Statin may slow Alzheimer’s disease

Treatment with Atorvastatin ( Lipitor ), a cholesterol-lowering drug, may be of some clinical benefit on measures of cognitive and psychiatric symptoms in patients with mild to moderate Alzheimer disease.

Laboratory evidence of cholesterol-induced production of amyloid beta, along with epidemiological evidence, suggests that cholesterol-lowering statin drugs may favorably influence the progression of the disease.

Researches in U.S. carried-out a small trial to determine if treatment with Atorvastatin affects the cognitive and/or behavioral decline in patients with mild to moderate Alzheimer disease.

D. Larry Sparks, of the Sun Health Research Institute, Sun City, Arizona, and colleagues enrolled patients in a double-blind, placebo-controlled, randomized one year trial.

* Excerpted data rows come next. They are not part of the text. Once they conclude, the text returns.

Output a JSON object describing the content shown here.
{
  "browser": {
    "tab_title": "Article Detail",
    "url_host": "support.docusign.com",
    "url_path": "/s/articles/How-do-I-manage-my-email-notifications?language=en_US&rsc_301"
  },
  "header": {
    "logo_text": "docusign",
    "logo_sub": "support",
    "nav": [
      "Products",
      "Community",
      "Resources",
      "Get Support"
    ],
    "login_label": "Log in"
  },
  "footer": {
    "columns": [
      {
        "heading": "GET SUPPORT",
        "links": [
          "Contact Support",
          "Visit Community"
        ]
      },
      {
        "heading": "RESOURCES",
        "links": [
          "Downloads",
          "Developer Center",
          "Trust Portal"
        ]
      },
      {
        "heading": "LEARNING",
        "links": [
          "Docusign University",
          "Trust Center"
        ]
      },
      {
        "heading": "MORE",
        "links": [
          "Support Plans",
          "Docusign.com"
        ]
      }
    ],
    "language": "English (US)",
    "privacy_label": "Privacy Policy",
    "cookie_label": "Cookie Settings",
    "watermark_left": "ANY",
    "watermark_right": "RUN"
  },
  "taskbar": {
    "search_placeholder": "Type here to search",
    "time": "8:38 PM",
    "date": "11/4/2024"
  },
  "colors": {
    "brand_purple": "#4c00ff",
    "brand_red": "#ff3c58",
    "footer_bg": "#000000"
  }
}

Sixty-seven patients were randomized to receive either Atorvastatin or placebo; 63 patients were evaluated at the three month visit; 56 patients completed the 6-month visit; 48 patients completed the 9-month visit; and 46 completed the one-year study, 25 receiving Atorvastatin and 21 receiving placebo.

" We have found that daily administration of 80 mg of Atorvastatin significantly reduces circulating cholesterol levels and may have a positive effect on the progressive deterioration of cognitive function and behavior anticipated in mild to moderate Alzheimer’s disease," the authors write. " As a pilot proof-of-concept study, significant differences were not expected, but benefits identified tend to support the trial's rationale based on the hypothesis that excess brain cholesterol-promoting amyloid beta production and subsequently the symptoms of Alzheimer’s disease come from the blood because of increased circulating levels."

" Atorvastatin treatment could be established as an effective therapy for Alzheimer disease if the current findings are substantiated by a much larger multicenter trial, “ the authors conclude.